The opening track "Pick Me Up" works around a steady reggae groove and is an excellent introduction to the blend of voices that you hear through the album. The harmonies here are tight and tasteful and continue as such.

The girls of Sweet Alibi are also multi-instrumentalists as well as fantastic singers. They play all off the accompaniment on the record except for the percussion, bass, and trumpet. Speaking of the trumpet, it was one of the highlights of the album for me. As sparse as it is, it cracks with just the right vibrance every time it kicks in, adding another level of great melody to every track it graces.

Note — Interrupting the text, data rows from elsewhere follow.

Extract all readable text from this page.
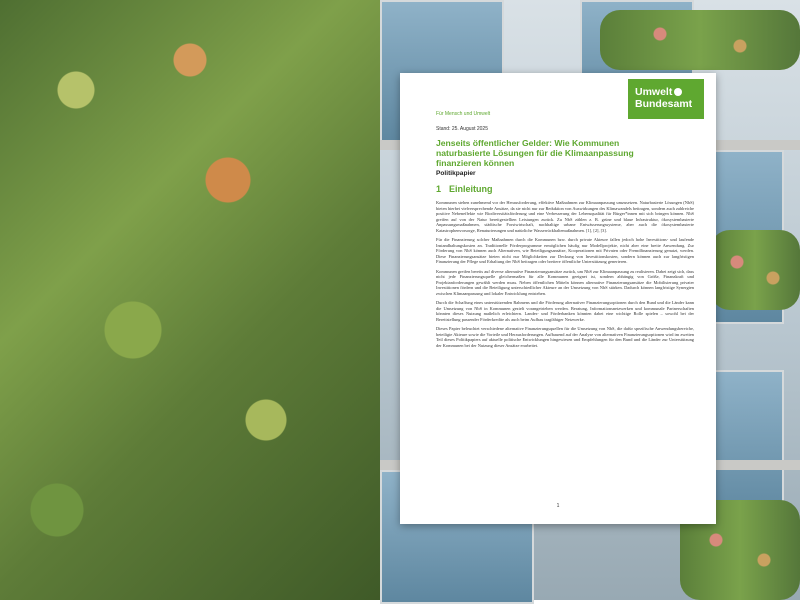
Umwelt
Bundesamt
Für Mensch und Umwelt
Stand: 25. August 2025
Jenseits öffentlicher Gelder: Wie Kommunen naturbasierte Lösungen für die Klimaanpassung finanzieren können
Politikpapier
1 Einleitung

Kommunen stehen zunehmend vor der Herausforderung, effektive Maßnahmen zur Klimaanpassung umzusetzen. Naturbasierte Lösungen (NbS) bieten hierbei vielversprechende Ansätze, da sie nicht nur zur Reduktion von Auswirkungen des Klimawandels beitragen, sondern auch zahlreiche positive Nebeneffekte wie Biodiversitätsförderung und eine Verbesserung der Lebensqualität für Bürger*innen mit sich bringen können. NbS greifen auf von der Natur bereitgestellten Leistungen zurück. Zu NbS zählen z. B. grüne und blaue Infrastruktur, ökosystembasierte Anpassungsmaßnahmen, städtische Forstwirtschaft, nachhaltige urbane Entwässerungssysteme, aber auch die ökosystembasierte Katastrophenvorsorge, Renaturierungen und natürliche Wasserrückhaltemaßnahmen. [1], [2], [3].

Für die Finanzierung solcher Maßnahmen durch die Kommunen bzw. durch private Akteure fallen jedoch hohe Investitions- und laufende Instandhaltungskosten an. Traditionelle Förderprogramme ermöglichen häufig nur Modellprojekte, nicht aber eine breite Anwendung. Zur Förderung von NbS können auch Alternativen, wie Beteiligungsansätze, Kooperationen mit Privaten oder Fremdfinanzierung genutzt, werden. Diese Finanzierungsansätze bieten nicht nur Möglichkeiten zur Deckung von Investitionskosten, sondern können auch zur langfristigen Finanzierung der Pflege und Erhaltung der NbS beitragen oder breitere öffentliche Unterstützung generieren.

Kommunen greifen bereits auf diverse alternative Finanzierungsansätze zurück, um NbS zur Klimaanpassung zu realisieren. Dabei zeigt sich, dass nicht jede Finanzierungsquelle gleichermaßen für alle Kommunen geeignet ist, sondern abhängig von Größe, Finanzkraft und Projektanforderungen gewählt werden muss. Neben öffentlichen Mitteln können alternative Finanzierungsansätze die Mobilisierung privater Investitionen fördern und die Beteiligung unterschiedlicher Akteure an der Umsetzung von NbS stärken. Dadurch können langfristige Synergien zwischen Klimaanpassung und lokaler Entwicklung entstehen.

Durch die Schaffung eines unterstützenden Rahmens und die Förderung alternativer Finanzierungsoptionen durch den Bund und die Länder kann die Umsetzung von NbS in Kommunen gezielt vorangetrieben werden. Beratung, Informationsnetzwerken und kommunale Partnerschaften könnten dieses Nutzung maßelich erleichtern. Landes- und Förderbanken könnten dabei eine wichtige Rolle spielen – sowohl bei der Bereitstellung passender Förderkredite als auch beim Aufbau tragfähiger Netzwerke.

Dieses Papier beleuchtet verschiedene alternative Finanzierungsquellen für die Umsetzung von NbS, die dafür spezifische Anwendungsbereiche, beteiligte Akteure sowie die Vorteile und Herausforderungen. Aufbauend auf der Analyse von alternativen Finanzierungsoptionen wird im zweiten Teil dieses Politikpapiers auf aktuelle politische Entwicklungen hingewiesen und Empfehlungen für den Bund und die Länder zur Unterstützung der Kommunen bei der Nutzung dieser Ansätze erarbeitet.

1
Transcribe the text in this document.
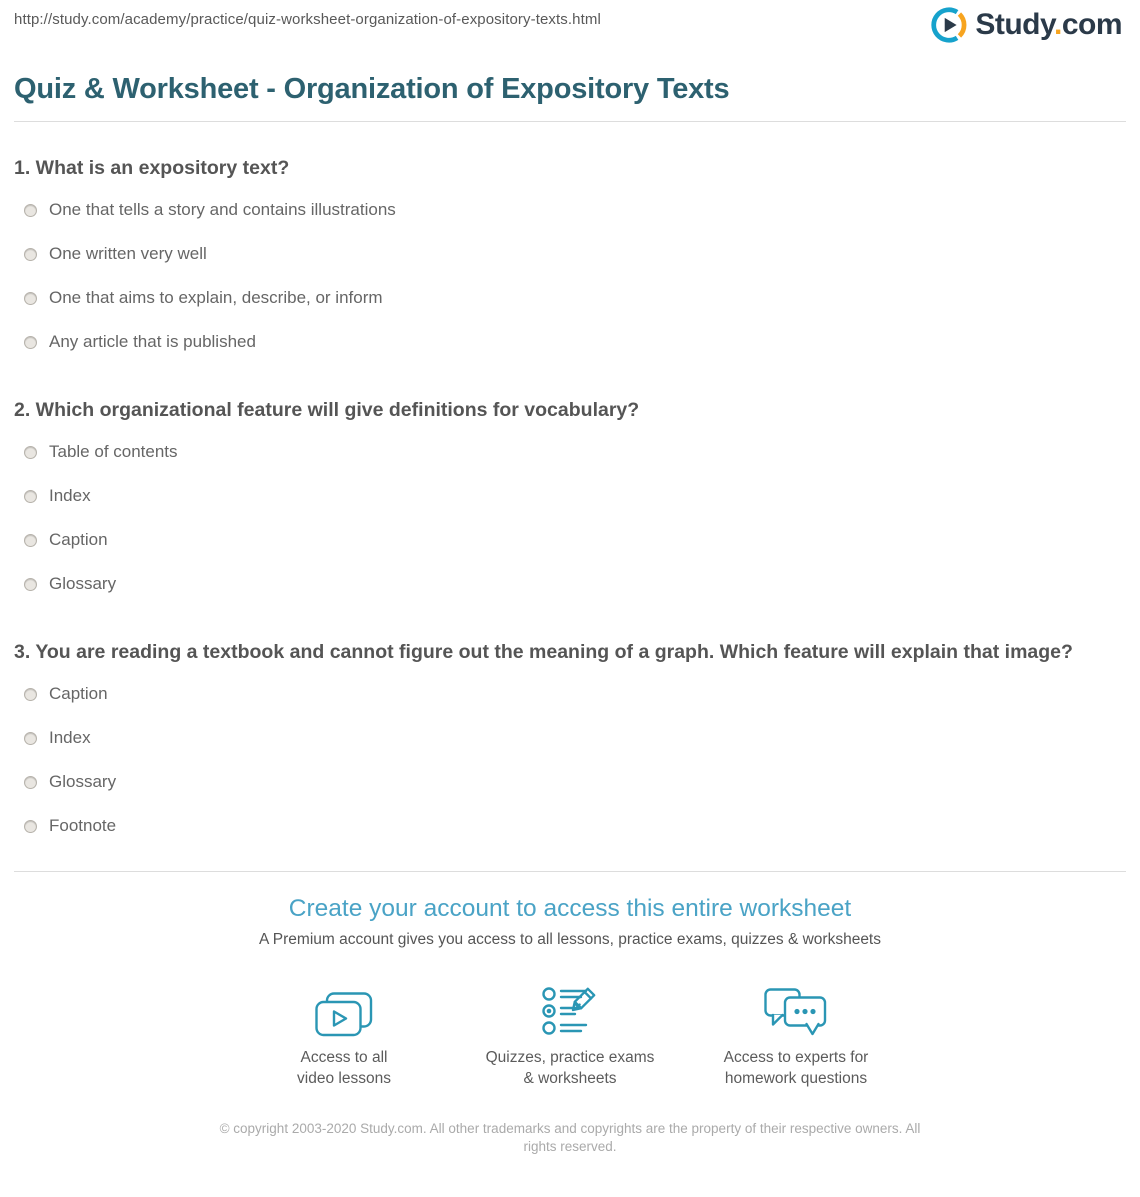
http://study.com/academy/practice/quiz-worksheet-organization-of-expository-texts.html	Study.com
Quiz & Worksheet - Organization of Expository Texts
1. What is an expository text?
One that tells a story and contains illustrations
One written very well
One that aims to explain, describe, or inform
Any article that is published
2. Which organizational feature will give definitions for vocabulary?
Table of contents
Index
Caption
Glossary
3. You are reading a textbook and cannot figure out the meaning of a graph. Which feature will explain that image?
Caption
Index
Glossary
Footnote
Create your account to access this entire worksheet

A Premium account gives you access to all lessons, practice exams, quizzes & worksheets

Access to all
video lessons
Quizzes, practice exams
& worksheets
Access to experts for
homework questions

© copyright 2003-2020 Study.com. All other trademarks and copyrights are the property of their respective owners. All rights reserved.
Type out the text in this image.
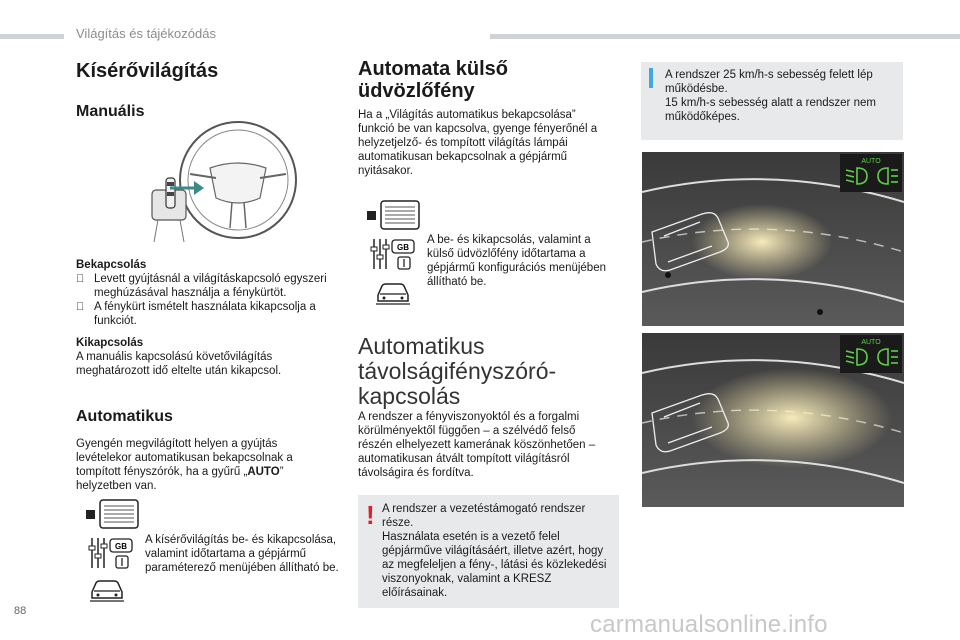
Világítás és tájékozódás
Kísérővilágítás
Manuális
Bekapcsolás
Levett gyújtásnál a világításkapcsoló egyszeri meghúzásával használja a fénykürtöt.
A fénykürt ismételt használata kikapcsolja a funkciót.
Kikapcsolás
A manuális kapcsolású követővilágítás meghatározott idő eltelte után kikapcsol.
Automatikus
Gyengén megvilágított helyen a gyújtás levételekor automatikusan bekapcsolnak a tompított fényszórók, ha a gyűrű „AUTO” helyzetben van.
GB
A kísérővilágítás be- és kikapcsolása, valamint időtartama a gépjármű paraméterező menüjében állítható be.
Automata külső üdvözlőfény
Ha a „Világítás automatikus bekapcsolása” funkció be van kapcsolva, gyenge fényerőnél a helyzetjelző- és tompított világítás lámpái automatikusan bekapcsolnak a gépjármű nyitásakor.
GB
A be- és kikapcsolás, valamint a külső üdvözlőfény időtartama a gépjármű konfigurációs menüjében állítható be.
Automatikus távolságifényszóró-kapcsolás
A rendszer a fényviszonyoktól és a forgalmi körülményektől függően – a szélvédő felső részén elhelyezett kamerának köszönhetően – automatikusan átvált tompított világításról távolságira és fordítva.
! A rendszer a vezetéstámogató rendszer része.
Használata esetén is a vezető felel gépjárművе világításáért, illetve azért, hogy az megfeleljen a fény-, látási és közlekedési viszonyoknak, valamint a KRESZ előírásainak.
A rendszer 25 km/h-s sebesség felett lép működésbe.
15 km/h-s sebesség alatt a rendszer nem működőképes.
AUTO
AUTO
88	carmanualsonline.info
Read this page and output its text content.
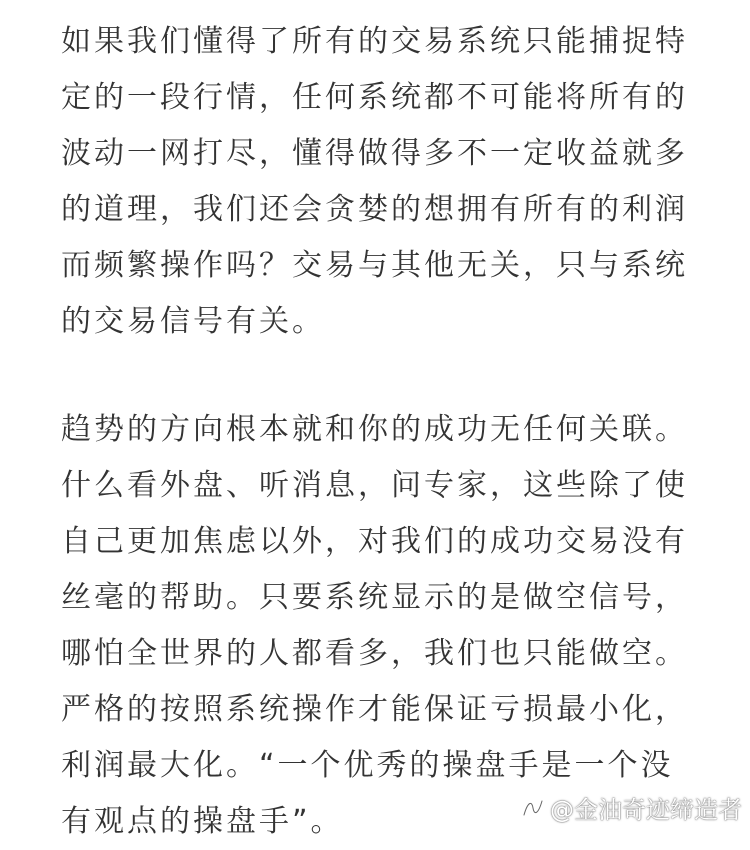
如果我们懂得了所有的交易系统只能捕捉特
定的一段行情，任何系统都不可能将所有的
波动一网打尽，懂得做得多不一定收益就多
的道理，我们还会贪婪的想拥有所有的利润
而频繁操作吗？交易与其他无关，只与系统
的交易信号有关。

趋势的方向根本就和你的成功无任何关联。
什么看外盘、听消息，问专家，这些除了使
自己更加焦虑以外，对我们的成功交易没有
丝毫的帮助。只要系统显示的是做空信号，
哪怕全世界的人都看多，我们也只能做空。
严格的按照系统操作才能保证亏损最小化，
利润最大化。“一个优秀的操盘手是一个没
有观点的操盘手”。	@金油奇迹缔造者
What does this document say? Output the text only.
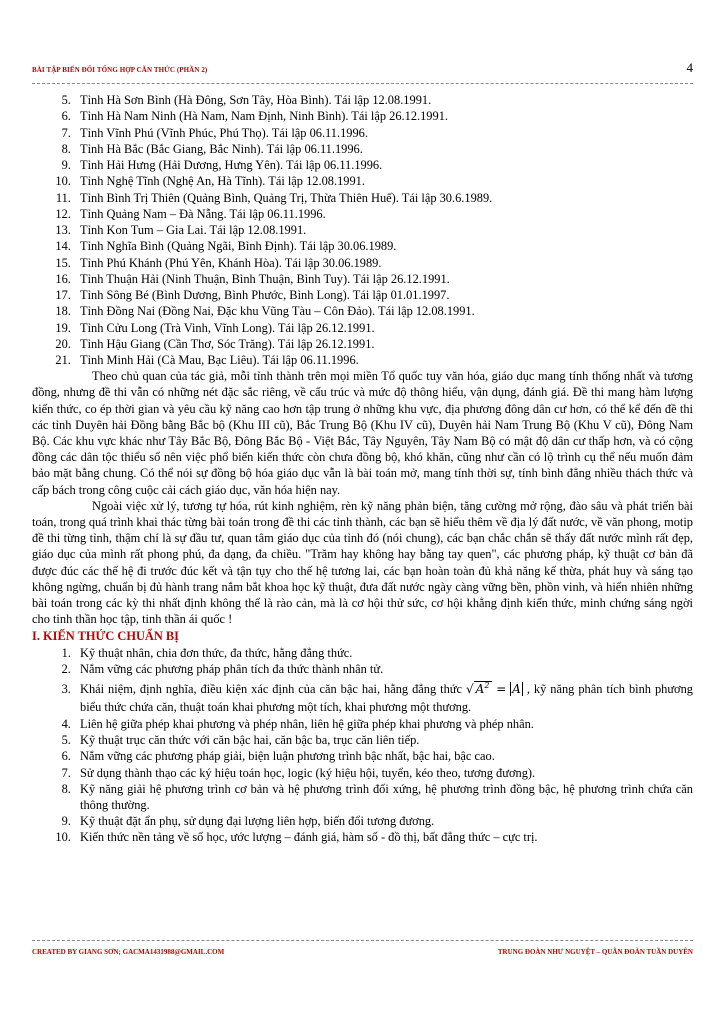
BÀI TẬP BIẾN ĐỔI TỔNG HỢP CĂN THỨC (PHẦN 2)	4
5. Tỉnh Hà Sơn Bình (Hà Đông, Sơn Tây, Hòa Bình). Tái lập 12.08.1991.
6. Tỉnh Hà Nam Ninh (Hà Nam, Nam Định, Ninh Bình). Tái lập 26.12.1991.
7. Tỉnh Vĩnh Phú (Vĩnh Phúc, Phú Thọ). Tái lập 06.11.1996.
8. Tỉnh Hà Bắc (Bắc Giang, Bắc Ninh). Tái lập 06.11.1996.
9. Tỉnh Hải Hưng (Hải Dương, Hưng Yên). Tái lập 06.11.1996.
10. Tỉnh Nghệ Tĩnh (Nghệ An, Hà Tĩnh). Tái lập 12.08.1991.
11. Tỉnh Bình Trị Thiên (Quảng Bình, Quảng Trị, Thừa Thiên Huế). Tái lập 30.6.1989.
12. Tỉnh Quảng Nam – Đà Nẵng. Tái lập 06.11.1996.
13. Tỉnh Kon Tum – Gia Lai. Tái lập 12.08.1991.
14. Tỉnh Nghĩa Bình (Quảng Ngãi, Bình Định). Tái lập 30.06.1989.
15. Tỉnh Phú Khánh (Phú Yên, Khánh Hòa). Tái lập 30.06.1989.
16. Tỉnh Thuận Hải (Ninh Thuận, Bình Thuận, Bình Tuy). Tái lập 26.12.1991.
17. Tỉnh Sông Bé (Bình Dương, Bình Phước, Bình Long). Tái lập 01.01.1997.
18. Tỉnh Đồng Nai (Đồng Nai, Đặc khu Vũng Tàu – Côn Đảo). Tái lập 12.08.1991.
19. Tỉnh Cửu Long (Trà Vinh, Vĩnh Long). Tái lập 26.12.1991.
20. Tỉnh Hậu Giang (Cần Thơ, Sóc Trăng). Tái lập 26.12.1991.
21. Tỉnh Minh Hải (Cà Mau, Bạc Liêu). Tái lập 06.11.1996.

Theo chủ quan của tác giả, mỗi tỉnh thành trên mọi miền Tổ quốc tuy văn hóa, giáo dục mang tính thống nhất và tương đồng, nhưng đề thi vẫn có những nét đặc sắc riêng, về cấu trúc và mức độ thông hiểu, vận dụng, đánh giá. Đề thi mang hàm lượng kiến thức, co ép thời gian và yêu cầu kỹ năng cao hơn tập trung ở những khu vực, địa phương đông dân cư hơn, có thể kể đến đề thi các tỉnh Duyên hải Đồng bằng Bắc bộ (Khu III cũ), Bắc Trung Bộ (Khu IV cũ), Duyên hải Nam Trung Bộ (Khu V cũ), Đông Nam Bộ. Các khu vực khác như Tây Bắc Bộ, Đông Bắc Bộ - Việt Bắc, Tây Nguyên, Tây Nam Bộ có mật độ dân cư thấp hơn, và có cộng đồng các dân tộc thiểu số nên việc phổ biến kiến thức còn chưa đồng bộ, khó khăn, cũng như cần có lộ trình cụ thể nếu muốn đảm bảo mặt bằng chung. Có thể nói sự đồng bộ hóa giáo dục vẫn là bài toán mở, mang tính thời sự, tính bình đẳng nhiều thách thức và cấp bách trong công cuộc cải cách giáo dục, văn hóa hiện nay.

Ngoài việc xử lý, tương tự hóa, rút kinh nghiệm, rèn kỹ năng phản biện, tăng cường mở rộng, đào sâu và phát triển bài toán, trong quá trình khai thác từng bài toán trong đề thi các tỉnh thành, các bạn sẽ hiểu thêm về địa lý đất nước, về văn phong, motip đề thi từng tỉnh, thậm chí là sự đầu tư, quan tâm giáo dục của tỉnh đó (nói chung), các bạn chắc chắn sẽ thấy đất nước mình rất đẹp, giáo dục của mình rất phong phú, đa dạng, đa chiều. "Trăm hay không hay bằng tay quen", các phương pháp, kỹ thuật cơ bản đã được đúc các thế hệ đi trước đúc kết và tận tụy cho thế hệ tương lai, các bạn hoàn toàn đủ khả năng kế thừa, phát huy và sáng tạo không ngừng, chuẩn bị đủ hành trang nắm bắt khoa học kỹ thuật, đưa đất nước ngày càng vững bền, phồn vinh, và hiển nhiên những bài toán trong các kỳ thi nhất định không thể là rào cản, mà là cơ hội thử sức, cơ hội khẳng định kiến thức, minh chứng sáng ngời cho tinh thần học tập, tinh thần ái quốc !

I. KIẾN THỨC CHUẨN BỊ
1. Kỹ thuật nhân, chia đơn thức, đa thức, hằng đẳng thức.
2. Nắm vững các phương pháp phân tích đa thức thành nhân tử.
3. Khái niệm, định nghĩa, điều kiện xác định của căn bậc hai, hằng đẳng thức √ $A^2 = A$ , kỹ năng phân tích bình phương biểu thức chứa căn, thuật toán khai phương một tích, khai phương một thương.
4. Liên hệ giữa phép khai phương và phép nhân, liên hệ giữa phép khai phương và phép nhân.
5. Kỹ thuật trục căn thức với căn bậc hai, căn bậc ba, trục căn liên tiếp.
6. Nắm vững các phương pháp giải, biện luận phương trình bậc nhất, bậc hai, bậc cao.
7. Sử dụng thành thạo các ký hiệu toán học, logic (ký hiệu hội, tuyển, kéo theo, tương đương).
8. Kỹ năng giải hệ phương trình cơ bản và hệ phương trình đối xứng, hệ phương trình đồng bậc, hệ phương trình chứa căn thông thường.
9. Kỹ thuật đặt ẩn phụ, sử dụng đại lượng liên hợp, biến đổi tương đương.
10. Kiến thức nền tảng về số học, ước lượng – đánh giá, hàm số - đồ thị, bất đẳng thức – cực trị.
CREATED BY GIANG SƠN; GACMA1431988@GMAIL.COM	TRUNG ĐOÀN NHƯ NGUYỆT – QUÂN ĐOÀN TUẦN DUYÊN
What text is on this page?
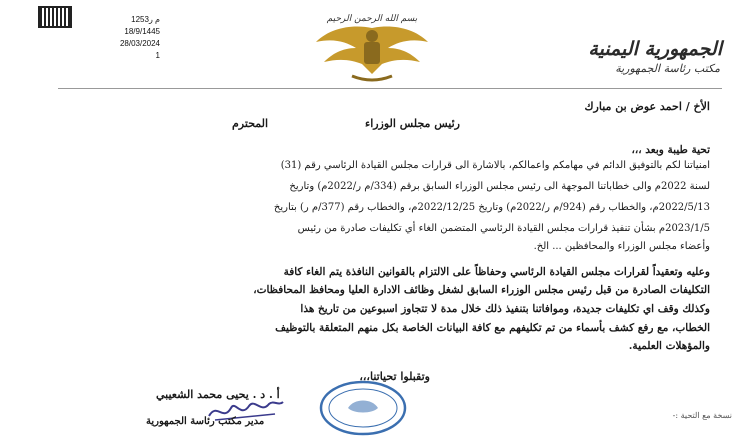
1253م ر
18/9/1445
28/03/2024
1
بسم الله الرحمن الرحيم
الجمهورية اليمنية
مكتب رئاسة الجمهورية
الأخ / احمد عوض بن مبارك
رئيس مجلس الوزراء
المحترم
تحية طيبة وبعد ،،،
امنياتنا لكم بالتوفيق الدائم في مهامكم واعمالكم، بالاشارة الى قرارات مجلس القيادة الرئاسي رقم (31)
لسنة 2022م والى خطاباتنا الموجهة الى رئيس مجلس الوزراء السابق برقم (334/م ر/2022م) وتاريخ
2022/5/13م، والخطاب رقم (924/م ر/2022م) وتاريخ 2022/12/25م، والخطاب رقم (377/م ر) بتاريخ
2023/1/5م بشأن تنفيذ قرارات مجلس القيادة الرئاسي المتضمن الغاء أي تكليفات صادرة من رئيس
وأعضاء مجلس الوزراء والمحافظين ... الخ.
وعليه وتعقيداً لقرارات مجلس القيادة الرئاسي وحفاظاً على الالتزام بالقوانين النافذة يتم الغاء كافة
التكليفات الصادرة من قبل رئيس مجلس الوزراء السابق لشغل وظائف الادارة العليا ومحافظ المحافظات،
وكذلك وقف اي تكليفات جديدة، وموافاتنا بتنفيذ ذلك خلال مدة لا تتجاوز اسبوعين من تاريخ هذا
الخطاب، مع رفع كشف بأسماء من تم تكليفهم مع كافة البيانات الخاصة بكل منهم المتعلقة بالتوظيف
والمؤهلات العلمية.
وتقبلوا تحياتنا،،،
أ . د . يحيى محمد الشعيبي
مدير مكتب رئاسة الجمهورية
نسخة مع التحية :-
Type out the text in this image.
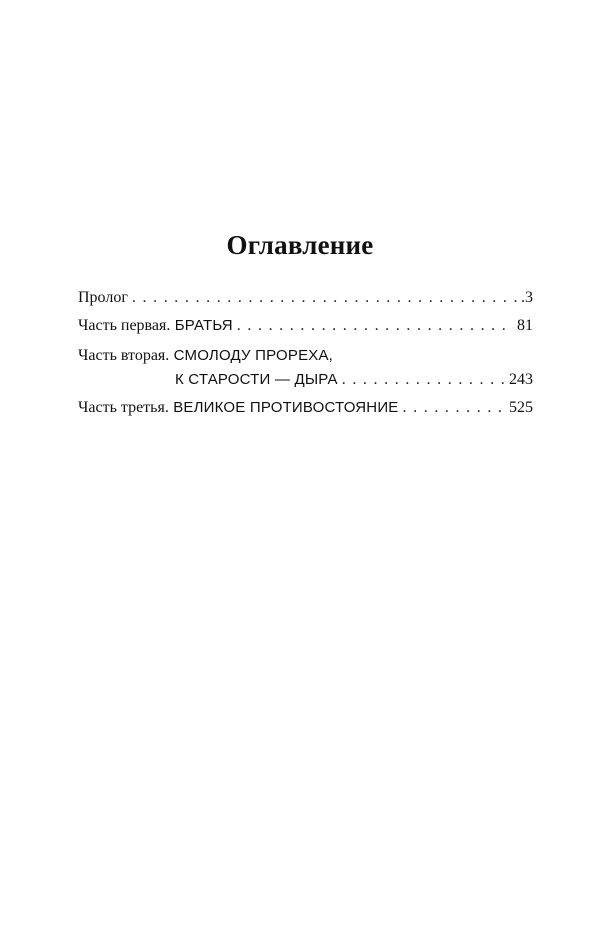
Оглавление
Пролог . . .	.3
Часть первая. БРАТЬЯ . . .	81
Часть вторая. СМОЛОДУ ПРОРЕХА,
К СТАРОСТИ — ДЫРА . . .	243
Часть третья. ВЕЛИКОЕ ПРОТИВОСТОЯНИЕ . . .	525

The album stretches many genres and crosses many musical paths. At times it edges on cliché, but I'd rather say it's just familiar. What sets things apart is the use of the harmonica and banjo. For example, "Don't Tell Me" brings a unique folk roots feeling to the album without feeling out of place amongst the jazz, swing, or soul in the rest of the tunes.

I feel that Sweet Alibi is still a new outfit looking for their pronounced voice. Though they seem to be talented enough to nail any genre they decide to work within, I would have liked to see a clearer train of thought. Overall the record is a great listen for anyone who likes a wide variety of music.

Sweet Alibi will be performing at the 5th Avenue Cup and Saucer this coming May.